Arbuscular mycorrhizal (AM) symbiosis occurs between fungi of the phylum Glomeromycota and most terrestrial plants. However, little is known about the molecular symbiotic signalling between AM fungi (AMFs) and non-leguminous plant species. We sought to further elucidate the molecular events occurring in tomato, a non-leguminous host plant, during the early, pre-symbiotic stage of AM symbiosis, i.e. immediately before and after contact between the AMF (Glomus intraradices) and the host. We adopted a semi-synchronized AMF root infection protocol, followed by genomic-scale, microarray-based, gene expression profiling at several defined time points during pre-symbiotic AM stages. The microarray results suggested differences in the number of differentially expressed genes and in the differential regulation of several functional groups of genes at the different time points examined. The microarray results were validated and one of the genes induced during contact between AMF and tomato, the expansin-like EXLB1, was functionally analysed. Expansins, encoded by a large multigene family, facilitate plant cell expansion. However, no biological or biochemical function has yet been established for plant-originated expansin-like proteins. EXLB1 transcripts were localized early during the association to cells that may perceive the fungal signal, and later during the association in close proximity to sites of AMF hypha-root colonization. Moreover, in transgenic roots, we demonstrated that a reduction in the steady-state level of EXLB1 transcript was correlated with a reduced rate of infection, reduced arbuscule expansion and reduced AMF spore formation.

Figure 1

Illustration of time points examined during arbuscular mycorrhizal fungus (AMF)–tomato interaction. Spores are represented by circles, roots by cylinders. hpi, hours post‐inoculation.

Figure 2

Total number of up‐ and down‐regulated genes as determined from microarray experiments at each time point examined during arbuscular mycorrhizal fungus (AMF)–tomato interaction. hpi, hours post‐inoculation. The number of genes is presented above each column.

Figure 3

Functional groups and number of genes that were up‐ and down‐regulated within each functional group.
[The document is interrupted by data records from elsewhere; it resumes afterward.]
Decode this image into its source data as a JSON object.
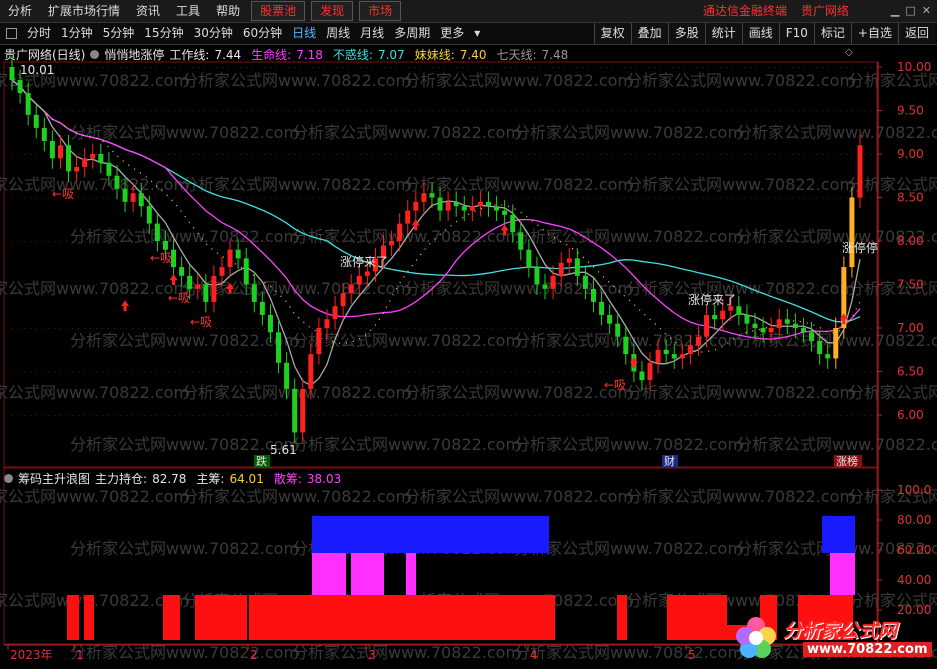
{
  "menu": {
    "items": [
      "分析",
      "扩展市场行情",
      "资讯",
      "工具",
      "帮助"
    ],
    "hot": [
      "股票池",
      "发现",
      "市场"
    ],
    "brand_left": "通达信金融终端",
    "brand_right": "贵广网络"
  },
  "toolbar": {
    "periods": [
      "分时",
      "1分钟",
      "5分钟",
      "15分钟",
      "30分钟",
      "60分钟",
      "日线",
      "周线",
      "月线",
      "多周期",
      "更多"
    ],
    "active": "日线",
    "right_buttons": [
      "复权",
      "叠加",
      "多股",
      "统计",
      "画线",
      "F10",
      "标记",
      "+自选",
      "返回"
    ]
  },
  "main_legend": {
    "stock": "贵广网络(日线)",
    "indicator": "悄悄地涨停",
    "items": [
      {
        "label": "工作线:",
        "value": "7.44",
        "color": "#e6e6e6"
      },
      {
        "label": "生命线:",
        "value": "7.18",
        "color": "#ff40ff"
      },
      {
        "label": "不惑线:",
        "value": "7.07",
        "color": "#40e0e0"
      },
      {
        "label": "妹妹线:",
        "value": "7.40",
        "color": "#ffcc33"
      },
      {
        "label": "七天线:",
        "value": "7.48",
        "color": "#999999"
      }
    ]
  },
  "sub_legend": {
    "indicator": "筹码主升浪图",
    "items": [
      {
        "label": "主力持仓:",
        "value": "82.78",
        "color": "#e6e6e6"
      },
      {
        "label": "主筹:",
        "value": "64.01",
        "color": "#ffcc33"
      },
      {
        "label": "散筹:",
        "value": "38.03",
        "color": "#ff40ff"
      }
    ]
  },
  "price_axis": [
    "10.00",
    "9.50",
    "9.00",
    "8.50",
    "8.00",
    "7.50",
    "7.00",
    "6.50",
    "6.00"
  ],
  "sub_axis": [
    "100.0",
    "80.00",
    "60.00",
    "40.00",
    "20.00"
  ],
  "annotations": {
    "high": "10.01",
    "low": "5.61",
    "xi": "←吸",
    "zhangting_lai": "涨停来了",
    "zhangting": "涨停停",
    "die": "跌",
    "cai": "财",
    "zhangbang": "涨榜"
  },
  "x_axis": [
    "2023年",
    "1",
    "2",
    "3",
    "4",
    "5"
  ],
  "watermark": "分析家公式网www.70822.com",
  "logo": {
    "title": "分析家公式网",
    "url": "www.70822.com"
  }
}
Genes were determined from microarray experiments at all time points examined during the arbuscular mycorrhizal fungus (AMF)–tomato interaction.

Figure 4

Relative transcription of EXLB1 determined by quantitative polymerase chain reaction in tomato roots inoculated with arbuscular mycorrhizal fungus (AMF) vs. non‐inoculated control. hpi, hours post‐inoculation.

Figure 5

In situ localization of EXLB1 transcripts in longitudinal sections of tomato roots inoculated with arbuscular mycorrhizal fungi (AMF). (a–d, e–h) EXLB1 transcript localization in AMF‐inoculated root tissue at 96 h post‐inoculation (hpi) (a–d) and 4 weeks post‐inoculation (wpi) (e–h). (i–l) AMF‐infected control in which no primers were added to the polymerase chain reaction. (m–p) AMF non‐infected control (with primers). (a, e, i, m) Detection of signal. (b, f, j, n) Detection of autofluorescence. (c, g, k, o) Bright field of the section. (d, h, l, p) Overlay of signal detection, autofluorescence detection and bright field. Green signal in cell cytoplasm indicates EXLB1 transcripts (marked by white arrows); red and yellow signals represent autofluorescence; green signal in nuclei (both plant and fungus cells) represents non‐specific genomic DNA amplification. Black arrows indicate fungal hyphae. Bars represent 50 µm (a–d, i–p); bars represent 20 µm (e–h).

Figure 6

(a) Relative expression of EXLB1 vs. elongation factor in transgenic tomato roots inoculated with arbuscular mycorrhizal fungus (AMF). Transgenic roots contain either expansin antisense (EXP‐anti) or green fluorescent protein (GFP) (control) constructs. All 14 generated transgenic lines were analysed. Average and standard deviations are presented for the eight lines containing EXP‐anti and for the six lines containing GFP (control) constructs. (b) Examples of stained AMF symbiotic structures. Hyphae (H), spores (S) and arbuscules (A) are marked. (c) Number of spores per gram dry weight (DW) of transgenic roots inoculated with AMF. Transgenic roots contain either EXP‐anti or GFP (control) constructs. All 14 generated transgenic lines were analysed. Average and standard deviations are presented for the eight lines containing EXP‐anti and for the six lines containing GFP (control) constructs.